Creating an Infrastructure for the Numerical Exploration of Metallurgical Alloys

Manufacturing has considerable economical, technological, and environmental importance at the global scale, impacting fields such as transportation, energy, safety, and healthcare, among others. In this sector, due to the complex links existing between materials processing, microstructure, properties, and their performance, the discovery of new materials has, for centuries, relied on costly and ineffective trial-and-error experiments. However, with the advent of high-performance computing, this paradigm is ready to be guided and made substantially more efficient (in terms of both time and resources) by the use of “computational experiments”, provided that the appropriate physics and scales are appropriately integrated. Within this context, the key objective of this project is to build a computational infrastructure for computational exploration of alloys, by adapting, combining, and linking together different materials models, at different scales, and with different purposes – e.g. models linking processing to microstructures to other models linking microstructures to properties. With a strong focus on metallic materials produced by solidification processing (e.g. casting, welding, or additive manufacturing), this project shapes the foundations for computational discovery of structural materials and the optimization of metallurgical process.

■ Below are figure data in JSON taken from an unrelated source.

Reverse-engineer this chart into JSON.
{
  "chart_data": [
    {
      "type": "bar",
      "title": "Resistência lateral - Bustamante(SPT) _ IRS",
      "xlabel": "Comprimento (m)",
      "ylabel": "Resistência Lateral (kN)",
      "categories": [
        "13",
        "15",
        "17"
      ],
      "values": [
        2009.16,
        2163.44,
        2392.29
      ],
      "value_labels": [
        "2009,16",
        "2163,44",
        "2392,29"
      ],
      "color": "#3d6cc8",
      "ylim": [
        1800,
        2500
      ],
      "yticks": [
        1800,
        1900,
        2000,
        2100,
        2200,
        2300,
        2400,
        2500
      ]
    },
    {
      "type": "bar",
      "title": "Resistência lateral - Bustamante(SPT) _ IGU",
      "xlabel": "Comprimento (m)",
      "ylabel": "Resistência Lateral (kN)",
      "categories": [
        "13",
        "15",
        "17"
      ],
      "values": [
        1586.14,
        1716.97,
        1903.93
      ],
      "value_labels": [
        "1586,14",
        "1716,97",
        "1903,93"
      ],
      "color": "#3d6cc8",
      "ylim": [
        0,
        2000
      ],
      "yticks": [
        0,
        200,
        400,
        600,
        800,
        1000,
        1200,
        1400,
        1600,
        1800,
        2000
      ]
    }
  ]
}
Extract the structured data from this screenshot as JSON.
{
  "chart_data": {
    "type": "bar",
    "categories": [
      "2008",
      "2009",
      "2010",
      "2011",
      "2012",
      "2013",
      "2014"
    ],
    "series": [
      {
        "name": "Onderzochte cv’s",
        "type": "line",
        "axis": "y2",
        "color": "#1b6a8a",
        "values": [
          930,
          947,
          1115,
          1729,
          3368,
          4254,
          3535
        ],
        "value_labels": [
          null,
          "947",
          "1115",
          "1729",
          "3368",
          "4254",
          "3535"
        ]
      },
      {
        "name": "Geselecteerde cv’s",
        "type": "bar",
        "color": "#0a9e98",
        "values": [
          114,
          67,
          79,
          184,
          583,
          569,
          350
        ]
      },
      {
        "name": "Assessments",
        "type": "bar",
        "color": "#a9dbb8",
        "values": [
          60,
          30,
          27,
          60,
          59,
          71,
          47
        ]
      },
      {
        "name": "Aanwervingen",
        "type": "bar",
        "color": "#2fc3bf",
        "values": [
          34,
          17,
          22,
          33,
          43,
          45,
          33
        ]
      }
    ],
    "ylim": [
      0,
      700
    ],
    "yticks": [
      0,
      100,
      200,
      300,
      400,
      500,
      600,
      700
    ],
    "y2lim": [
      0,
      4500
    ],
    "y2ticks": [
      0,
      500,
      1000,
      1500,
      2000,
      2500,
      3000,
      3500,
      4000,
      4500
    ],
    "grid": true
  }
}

In this project, we build links between material models, in order to close the loop between processing, microstructure, and properties in solidification processing of metallic alloys. More specifically, we combined: (1) the CalPhaD method, used to calculate the phase diagrams and thermophysical properties of complex multicomponent technological alloys (e.g. Ni-based superalloys); (2) the phase field (PF) method, used to simulate dendritic growth at the scale of the individual dendrite, and thus to obtain morphological details and the so-called “tip selection parameter” critical to link the dendrite morphology to its growth velocity; (3) the multiscale dendritic needle network (DNN) approach, which allows upscaling PF simulations to full dendritic arrays, in a typical solidification regime for concentrated alloys for which the PF method becomes computationally unfeasible; and (4) a FFT-based crystal plasticity framework that predicts the mechanical behavior of heterogeneous microstructures, thereby allowing the full linking from processing to microstructure to properties. In addition to this particular computational framework, we also explored alternative pathways for linking microstructure evolution to micromechanics (e.g. coupling a meshless crystal plasticity framework to the phase-field method) and the extension of our multiscale solidification model to more realistic processing conditions (e.g. incorporating gravity-driven fluid flow in the liquid phase). During its execution, the project has led to the publication of four peer-reviewed articles (with two more full-length articles in preparation at the date of closing of the project), a dozen talks at international conferences (e.g. ICASP, EUROMAT, MCWASP), industry workshops (e.g. Airbus ICME workshop 2019), and invited seminars at international institutions (e.g. Institut Jean Lamour in France, and Argonne National laboratory in the USA), as well as a half-dozen of communication and outreach events aimed at broad audiences of all ages and backgrounds (e.g. Madrid Science & Innovation Fair 2019 and the European Researcher’s Night 2020).

Microstructures being the pivotal link between materials processing and performance, the ability to predict microstructures – and further on the properties – of a material from a computational approach has the potential accelerate the discovery and deployment of new materials and processes. Yet, outstanding challenges in physical metallurgy – i.e. in closing the loop between processing, microstructure, properties, and performance – stem from its multidisciplinary aspect, at the crossroads of physics, mechanical engineering, and computer science, and from the wide range of length and time scales at play. In this project, we have proposed and explored several pathways to link material models together in a single framework. In particular, we proposed a computational framework combining computational thermodynamics (CalPhaD), phase-field modeling (at the individual dendrite scale), dendritic needle network (at the scale of full dendritic arrays), and crystal plasticity theory (to calculate the mechanical response of heterogeneous microstructures). By demonstrating the feasibility of such linking strategies, the project has provided key insight into the challenges and most promising pathways to couple models together, thereby bringing manufacturing industries one step closer to a fully integrated computational approach to metallurgical innovation.